The intended outcomes are
- reducing the maintenance burden, redirecting resources towards more useful work
- avoiding confusion for users who consider inclusion in x/crypto to be an endorsement
- encouraging community maintained replacements where needed
All open and future issues and CLs that are not security relevant will be closed linking to this issue.
/cc @agl with whom we discussed this at RWC, and @golang/proposal-review for approval
Why
There are different reasons for deprecating different packages, and I give a short explanation for each of them below, but here's a summary.
- Some protocols simply don't have a common enough subset, with each user needing something different from it. The result is that our package is not useful as-is to anyone, and forks proliferate more than if we didn't have an x/crypto package at all.
- Some packages simply can't reach the bar of safe-by-default (anymore) because the underlying protocol or primitive is broken.
- Some packages require a maintainer that has deep knowledge of the many relevant specs and the state of the ecosystem. While it makes sense for the Go team to allocate the resources for, say, TLS and X.509, it doesn't for others.
- A few packages are simply not used enough to justify the maintenance effort, and their inclusion in x/crypto is confusing to users.
What packages
- blowfish/ — '90s cipher fundamentally broken due to its block size, its main use is as a bcrypt/ internal and it has no optimized implementation
- bn256/ — a broken elliptic curve that does not provide 128 bits of security anymore, with a community fork (github.com/cloudflare/bn256)
- cast5/ — another '90s cipher, only used in PGP
- md4/ — ancient broken hash function, only useful as target practice for learning how to generate hash collisions on a laptop (which is very fun!)

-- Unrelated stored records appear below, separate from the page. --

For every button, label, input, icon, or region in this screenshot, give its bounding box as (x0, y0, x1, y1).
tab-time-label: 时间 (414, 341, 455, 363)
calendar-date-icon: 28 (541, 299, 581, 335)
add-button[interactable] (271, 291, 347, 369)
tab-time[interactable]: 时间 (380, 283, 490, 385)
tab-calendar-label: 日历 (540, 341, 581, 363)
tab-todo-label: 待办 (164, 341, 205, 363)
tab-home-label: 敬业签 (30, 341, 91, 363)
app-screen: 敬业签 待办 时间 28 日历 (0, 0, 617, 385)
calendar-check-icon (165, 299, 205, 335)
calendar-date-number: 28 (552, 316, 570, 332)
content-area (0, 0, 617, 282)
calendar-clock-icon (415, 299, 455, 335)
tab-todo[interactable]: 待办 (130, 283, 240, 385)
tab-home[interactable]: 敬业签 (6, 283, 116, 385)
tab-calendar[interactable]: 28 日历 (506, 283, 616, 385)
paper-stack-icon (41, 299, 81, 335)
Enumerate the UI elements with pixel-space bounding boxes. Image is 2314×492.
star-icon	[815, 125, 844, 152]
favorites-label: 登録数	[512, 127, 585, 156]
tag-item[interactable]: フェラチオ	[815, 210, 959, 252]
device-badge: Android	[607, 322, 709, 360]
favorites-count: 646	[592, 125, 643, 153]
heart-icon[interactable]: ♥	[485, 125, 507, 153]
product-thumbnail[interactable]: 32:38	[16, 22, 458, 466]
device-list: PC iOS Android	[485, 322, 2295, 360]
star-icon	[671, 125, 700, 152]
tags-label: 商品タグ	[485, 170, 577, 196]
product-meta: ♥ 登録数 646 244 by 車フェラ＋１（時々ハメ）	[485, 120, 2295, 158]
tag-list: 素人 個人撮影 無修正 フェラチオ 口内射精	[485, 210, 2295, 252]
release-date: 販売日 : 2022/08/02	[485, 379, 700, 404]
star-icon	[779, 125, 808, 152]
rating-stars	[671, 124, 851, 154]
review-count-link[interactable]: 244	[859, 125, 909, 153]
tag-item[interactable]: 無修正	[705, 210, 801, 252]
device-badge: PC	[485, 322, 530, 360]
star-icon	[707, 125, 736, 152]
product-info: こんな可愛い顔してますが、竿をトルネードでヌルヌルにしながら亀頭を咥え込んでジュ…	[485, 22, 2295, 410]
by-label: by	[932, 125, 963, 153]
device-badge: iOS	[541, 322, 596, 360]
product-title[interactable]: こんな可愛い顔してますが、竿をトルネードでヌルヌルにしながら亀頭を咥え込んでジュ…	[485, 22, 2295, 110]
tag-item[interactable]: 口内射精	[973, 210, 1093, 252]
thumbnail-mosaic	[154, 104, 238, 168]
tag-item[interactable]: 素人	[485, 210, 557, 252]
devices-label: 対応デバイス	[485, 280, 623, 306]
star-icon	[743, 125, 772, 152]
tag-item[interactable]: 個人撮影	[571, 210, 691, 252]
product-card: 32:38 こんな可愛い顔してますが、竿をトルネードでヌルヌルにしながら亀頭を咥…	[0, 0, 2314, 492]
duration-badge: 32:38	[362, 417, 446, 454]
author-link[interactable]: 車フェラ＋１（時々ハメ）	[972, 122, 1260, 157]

openpgp/- the protocol predates modern cryptography engineering, which is still causing severe vulnerabilities, and any new project should rely on alternative modern solutions
- the ecosystem never solved its major UX and key management issues
- most importantly, this implementation is aging and incomplete because the specification is sprawling and there is no common subset to target; apparently everyone who's relying on it made their own fork to add features or fix issues, which is a much worse outcome than not having a golang.org/x/crypto package at all
otr/— a messaging security protocol from 2000's, mostly obsoleted by the Signal double ratchet and other messaging protocols like OMEMO and MLS, and a very rarely used package- ripemd160/ — a hash function from the '90s only used by Bitcoin, with no optimized implementation
- tea/, xtea/ — ancient block ciphers, apparently used by one single package in the ecosystem
- twofish/ — AES finalist, not used in any popular protocol, with no advantages over AES
xts/— a block mode that should only ever be used for full disk encryption, which unsurprisingly no one is implementing in Go, and I honestly didn't even know it was in here
I was also hoping to kill pkcs12/ because it's a legacy file format that relies on primitives even worse than the ones listed above, and the package only does decoding while a better fork on GitHub also does encoding, but it has way too many users so that's only been frozen instead.